William R. Bertelsen married Alberta Menzel on September 21, 1946, in Homewood, Illinois.

He graduated from Rock Island High School in 1938 and studied mechanical engineering at the Indiana Institute of Technology for two years. Besides his busy career as a physician and inventor, Bertelsen was also a husband and father of four children. It was Bertelsen's career as a country medical doctor that primarily drove him to design and experiment with a variety of ACVs. His need for a way to reach rural patients in all forms of inclement weather quickly evolved into a life-long passion for developing alternative forms of transportation. Persisting through periods of encouragement and rejection alike, Bertelsen designed a number of ACVs and Ground Effect Machines (GEMs), including: Aeromobiles 35-1, 35-2, 72, 200-1, 200-2, 250-1; Arcopter GEM-1, GEM-2, GEM-3; and a vertical take-off and landing aircraft (VTOL). He also developed other types of air cushion applications, such as the Aeroplow, the Aeroduct System of Mass Transportation, and the Air Track Air Cushion Crawler. Additionally, Bertelsen wrote scientific papers, appeared in publications, and participated professionally in a number of domestic and international air cushion vehicles organizations, such as the U.S. Hovercraft Society, the British Hovercraft Society, and the Canadian Aeronautics and Space Institute. Experiments and tests were often a family affair, as he liked to involve family and neighbors whenever practicable.

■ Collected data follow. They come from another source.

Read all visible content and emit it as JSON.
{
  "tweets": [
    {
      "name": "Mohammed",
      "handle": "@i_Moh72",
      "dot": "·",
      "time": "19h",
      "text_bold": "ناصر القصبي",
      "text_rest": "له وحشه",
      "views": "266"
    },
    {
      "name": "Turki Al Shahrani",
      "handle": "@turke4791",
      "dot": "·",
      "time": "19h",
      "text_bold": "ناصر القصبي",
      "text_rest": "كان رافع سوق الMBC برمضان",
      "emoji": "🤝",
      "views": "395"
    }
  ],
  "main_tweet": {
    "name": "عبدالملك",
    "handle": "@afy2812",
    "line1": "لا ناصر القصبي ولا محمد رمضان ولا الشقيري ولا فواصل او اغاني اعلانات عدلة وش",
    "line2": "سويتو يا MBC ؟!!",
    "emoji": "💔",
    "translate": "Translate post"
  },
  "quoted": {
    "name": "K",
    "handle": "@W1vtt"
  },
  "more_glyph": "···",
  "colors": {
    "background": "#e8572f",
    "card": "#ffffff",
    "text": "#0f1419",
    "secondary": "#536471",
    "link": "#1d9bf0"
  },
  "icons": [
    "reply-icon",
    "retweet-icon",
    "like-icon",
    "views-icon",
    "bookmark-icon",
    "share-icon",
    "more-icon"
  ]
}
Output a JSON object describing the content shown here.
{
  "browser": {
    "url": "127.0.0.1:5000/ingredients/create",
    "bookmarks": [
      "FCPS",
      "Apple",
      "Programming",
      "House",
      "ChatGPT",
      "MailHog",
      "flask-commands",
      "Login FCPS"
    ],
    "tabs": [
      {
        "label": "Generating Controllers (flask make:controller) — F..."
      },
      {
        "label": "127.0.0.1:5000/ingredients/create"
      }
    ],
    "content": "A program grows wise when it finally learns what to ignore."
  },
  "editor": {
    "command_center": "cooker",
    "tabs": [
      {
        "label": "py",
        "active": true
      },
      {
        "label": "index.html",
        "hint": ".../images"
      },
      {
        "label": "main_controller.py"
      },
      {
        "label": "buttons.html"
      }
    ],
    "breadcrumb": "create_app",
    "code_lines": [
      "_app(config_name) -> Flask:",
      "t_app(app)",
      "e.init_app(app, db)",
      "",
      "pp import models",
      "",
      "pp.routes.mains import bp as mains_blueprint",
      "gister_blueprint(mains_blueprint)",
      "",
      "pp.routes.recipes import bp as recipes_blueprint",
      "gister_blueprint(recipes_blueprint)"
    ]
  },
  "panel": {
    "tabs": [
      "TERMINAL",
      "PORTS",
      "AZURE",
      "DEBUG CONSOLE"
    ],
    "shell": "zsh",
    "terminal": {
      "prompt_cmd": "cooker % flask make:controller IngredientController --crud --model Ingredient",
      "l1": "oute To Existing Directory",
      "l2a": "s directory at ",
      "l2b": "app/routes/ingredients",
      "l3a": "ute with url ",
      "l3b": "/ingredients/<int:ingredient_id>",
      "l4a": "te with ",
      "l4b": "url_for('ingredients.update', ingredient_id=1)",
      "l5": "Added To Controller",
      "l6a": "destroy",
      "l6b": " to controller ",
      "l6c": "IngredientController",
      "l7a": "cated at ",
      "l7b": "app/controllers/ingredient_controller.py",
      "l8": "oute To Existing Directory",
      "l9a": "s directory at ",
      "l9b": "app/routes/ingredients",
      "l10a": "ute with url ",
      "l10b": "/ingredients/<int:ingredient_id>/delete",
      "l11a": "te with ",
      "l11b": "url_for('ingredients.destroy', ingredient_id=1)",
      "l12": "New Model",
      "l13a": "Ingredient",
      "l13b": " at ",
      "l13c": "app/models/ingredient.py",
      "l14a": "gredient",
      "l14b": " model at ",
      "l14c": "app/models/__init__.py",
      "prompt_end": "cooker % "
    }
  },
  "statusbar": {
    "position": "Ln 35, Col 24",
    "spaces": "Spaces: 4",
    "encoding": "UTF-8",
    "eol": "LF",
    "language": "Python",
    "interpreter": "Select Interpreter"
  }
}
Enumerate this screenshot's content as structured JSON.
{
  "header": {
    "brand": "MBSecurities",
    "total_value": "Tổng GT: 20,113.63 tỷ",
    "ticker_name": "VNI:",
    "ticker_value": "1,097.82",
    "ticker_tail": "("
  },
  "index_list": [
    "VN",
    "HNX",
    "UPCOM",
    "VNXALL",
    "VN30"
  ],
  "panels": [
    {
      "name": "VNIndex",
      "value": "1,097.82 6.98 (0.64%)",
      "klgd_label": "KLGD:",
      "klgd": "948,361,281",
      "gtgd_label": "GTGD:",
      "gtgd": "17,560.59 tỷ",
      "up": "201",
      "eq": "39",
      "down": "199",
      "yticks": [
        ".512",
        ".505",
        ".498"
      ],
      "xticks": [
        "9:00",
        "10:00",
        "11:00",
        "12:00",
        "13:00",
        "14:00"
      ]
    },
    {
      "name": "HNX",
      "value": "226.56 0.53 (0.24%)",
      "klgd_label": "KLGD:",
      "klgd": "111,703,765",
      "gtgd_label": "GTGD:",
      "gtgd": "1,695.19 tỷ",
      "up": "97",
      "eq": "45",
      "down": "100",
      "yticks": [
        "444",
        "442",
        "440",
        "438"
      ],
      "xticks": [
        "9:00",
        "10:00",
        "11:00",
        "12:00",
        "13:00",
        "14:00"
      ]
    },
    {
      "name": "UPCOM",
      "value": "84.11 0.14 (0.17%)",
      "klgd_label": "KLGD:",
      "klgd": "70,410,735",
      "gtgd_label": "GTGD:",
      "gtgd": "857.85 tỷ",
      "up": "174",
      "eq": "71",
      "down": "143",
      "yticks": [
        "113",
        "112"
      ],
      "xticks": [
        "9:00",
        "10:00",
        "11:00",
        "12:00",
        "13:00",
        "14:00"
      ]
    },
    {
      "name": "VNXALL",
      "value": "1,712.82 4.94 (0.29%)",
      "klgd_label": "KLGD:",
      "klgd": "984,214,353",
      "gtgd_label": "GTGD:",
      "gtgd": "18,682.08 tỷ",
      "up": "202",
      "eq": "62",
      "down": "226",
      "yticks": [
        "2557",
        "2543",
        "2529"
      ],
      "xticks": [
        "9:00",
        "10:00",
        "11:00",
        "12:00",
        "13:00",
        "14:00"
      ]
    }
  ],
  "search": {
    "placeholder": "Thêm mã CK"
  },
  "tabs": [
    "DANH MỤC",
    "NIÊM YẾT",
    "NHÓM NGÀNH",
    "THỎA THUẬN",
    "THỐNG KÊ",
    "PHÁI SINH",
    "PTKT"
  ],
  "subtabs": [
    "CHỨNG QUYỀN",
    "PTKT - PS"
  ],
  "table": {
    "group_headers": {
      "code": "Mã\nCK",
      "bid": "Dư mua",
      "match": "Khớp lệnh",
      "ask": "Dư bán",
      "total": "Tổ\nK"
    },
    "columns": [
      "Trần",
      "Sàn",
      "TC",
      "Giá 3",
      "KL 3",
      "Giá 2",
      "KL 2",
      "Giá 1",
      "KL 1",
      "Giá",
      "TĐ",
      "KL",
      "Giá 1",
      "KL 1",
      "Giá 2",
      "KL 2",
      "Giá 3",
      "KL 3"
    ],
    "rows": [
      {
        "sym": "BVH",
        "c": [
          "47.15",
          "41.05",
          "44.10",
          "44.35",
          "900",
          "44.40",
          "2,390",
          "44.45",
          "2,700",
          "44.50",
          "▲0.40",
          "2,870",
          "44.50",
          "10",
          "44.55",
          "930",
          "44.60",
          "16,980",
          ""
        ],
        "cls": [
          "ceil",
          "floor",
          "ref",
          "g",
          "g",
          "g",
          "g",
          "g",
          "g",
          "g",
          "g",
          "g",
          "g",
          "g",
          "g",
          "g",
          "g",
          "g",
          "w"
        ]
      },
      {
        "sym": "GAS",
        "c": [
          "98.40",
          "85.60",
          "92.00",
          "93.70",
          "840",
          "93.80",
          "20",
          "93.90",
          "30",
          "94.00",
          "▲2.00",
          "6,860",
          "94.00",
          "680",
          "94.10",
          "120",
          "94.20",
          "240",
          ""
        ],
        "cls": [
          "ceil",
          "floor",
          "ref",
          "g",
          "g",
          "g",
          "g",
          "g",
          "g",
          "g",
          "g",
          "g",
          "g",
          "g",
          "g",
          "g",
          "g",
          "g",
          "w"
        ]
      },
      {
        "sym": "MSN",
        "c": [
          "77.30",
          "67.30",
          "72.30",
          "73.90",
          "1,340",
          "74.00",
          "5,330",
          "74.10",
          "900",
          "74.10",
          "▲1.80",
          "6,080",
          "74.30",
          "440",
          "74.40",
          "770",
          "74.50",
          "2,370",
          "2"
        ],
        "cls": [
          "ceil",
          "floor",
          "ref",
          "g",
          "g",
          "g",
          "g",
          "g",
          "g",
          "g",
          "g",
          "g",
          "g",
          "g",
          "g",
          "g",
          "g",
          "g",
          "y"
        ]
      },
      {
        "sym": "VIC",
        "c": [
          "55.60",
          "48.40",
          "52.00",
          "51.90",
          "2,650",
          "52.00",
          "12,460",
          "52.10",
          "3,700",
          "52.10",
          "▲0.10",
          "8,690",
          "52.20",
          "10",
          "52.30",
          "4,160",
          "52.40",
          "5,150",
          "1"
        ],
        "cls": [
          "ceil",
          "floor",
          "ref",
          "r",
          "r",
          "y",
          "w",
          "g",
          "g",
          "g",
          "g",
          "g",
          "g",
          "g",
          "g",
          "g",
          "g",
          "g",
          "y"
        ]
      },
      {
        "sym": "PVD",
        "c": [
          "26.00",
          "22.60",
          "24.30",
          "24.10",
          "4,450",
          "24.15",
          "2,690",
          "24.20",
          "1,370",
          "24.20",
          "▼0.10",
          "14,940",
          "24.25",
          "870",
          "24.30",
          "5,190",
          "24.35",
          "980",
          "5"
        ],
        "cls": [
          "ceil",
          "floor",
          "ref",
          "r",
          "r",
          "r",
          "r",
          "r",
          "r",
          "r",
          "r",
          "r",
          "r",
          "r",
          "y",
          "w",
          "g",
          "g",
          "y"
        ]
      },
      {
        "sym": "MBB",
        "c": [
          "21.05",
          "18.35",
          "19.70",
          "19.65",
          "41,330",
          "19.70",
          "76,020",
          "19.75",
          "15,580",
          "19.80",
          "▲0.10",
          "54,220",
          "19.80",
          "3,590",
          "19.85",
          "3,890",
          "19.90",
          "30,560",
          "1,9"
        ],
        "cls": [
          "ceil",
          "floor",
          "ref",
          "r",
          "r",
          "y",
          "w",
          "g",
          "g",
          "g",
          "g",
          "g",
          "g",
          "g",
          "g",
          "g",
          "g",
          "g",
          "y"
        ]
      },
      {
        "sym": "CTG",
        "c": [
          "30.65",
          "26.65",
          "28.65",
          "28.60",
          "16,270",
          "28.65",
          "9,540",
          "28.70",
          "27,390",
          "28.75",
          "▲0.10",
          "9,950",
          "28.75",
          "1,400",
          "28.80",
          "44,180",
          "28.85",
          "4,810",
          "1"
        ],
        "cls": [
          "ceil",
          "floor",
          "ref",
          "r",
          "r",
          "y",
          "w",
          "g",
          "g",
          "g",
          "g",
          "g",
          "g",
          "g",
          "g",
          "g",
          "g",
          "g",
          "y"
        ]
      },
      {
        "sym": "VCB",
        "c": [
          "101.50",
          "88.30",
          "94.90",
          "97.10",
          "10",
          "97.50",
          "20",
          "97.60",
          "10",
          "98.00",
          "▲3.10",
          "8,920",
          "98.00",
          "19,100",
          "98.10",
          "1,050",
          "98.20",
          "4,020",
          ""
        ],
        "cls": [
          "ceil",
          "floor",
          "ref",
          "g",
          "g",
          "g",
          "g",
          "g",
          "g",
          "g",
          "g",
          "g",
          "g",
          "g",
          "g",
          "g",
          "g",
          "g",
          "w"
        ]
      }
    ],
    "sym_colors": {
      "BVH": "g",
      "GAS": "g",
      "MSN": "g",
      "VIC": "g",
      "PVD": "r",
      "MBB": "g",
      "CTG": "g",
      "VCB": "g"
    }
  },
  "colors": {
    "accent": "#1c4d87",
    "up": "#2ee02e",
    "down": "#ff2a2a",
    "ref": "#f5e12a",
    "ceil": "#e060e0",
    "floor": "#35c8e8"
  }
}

Bertelsen never truly retired, working for the Metro MRI Center in Moline, Illinois, until March 2009. His final blog posts, only months before his death on July 16, 2009, still encouraged innovation and new ways of thinking about transportation. Several of Bertelsen's vehicles are in the collections of the National Air and Space Museum.

==In the media==
- In July 1959, he was featured on the cover of Popular Science magazine.
- in 1996, his inventions were featured in Extreme Machines series on The Discovery Channel.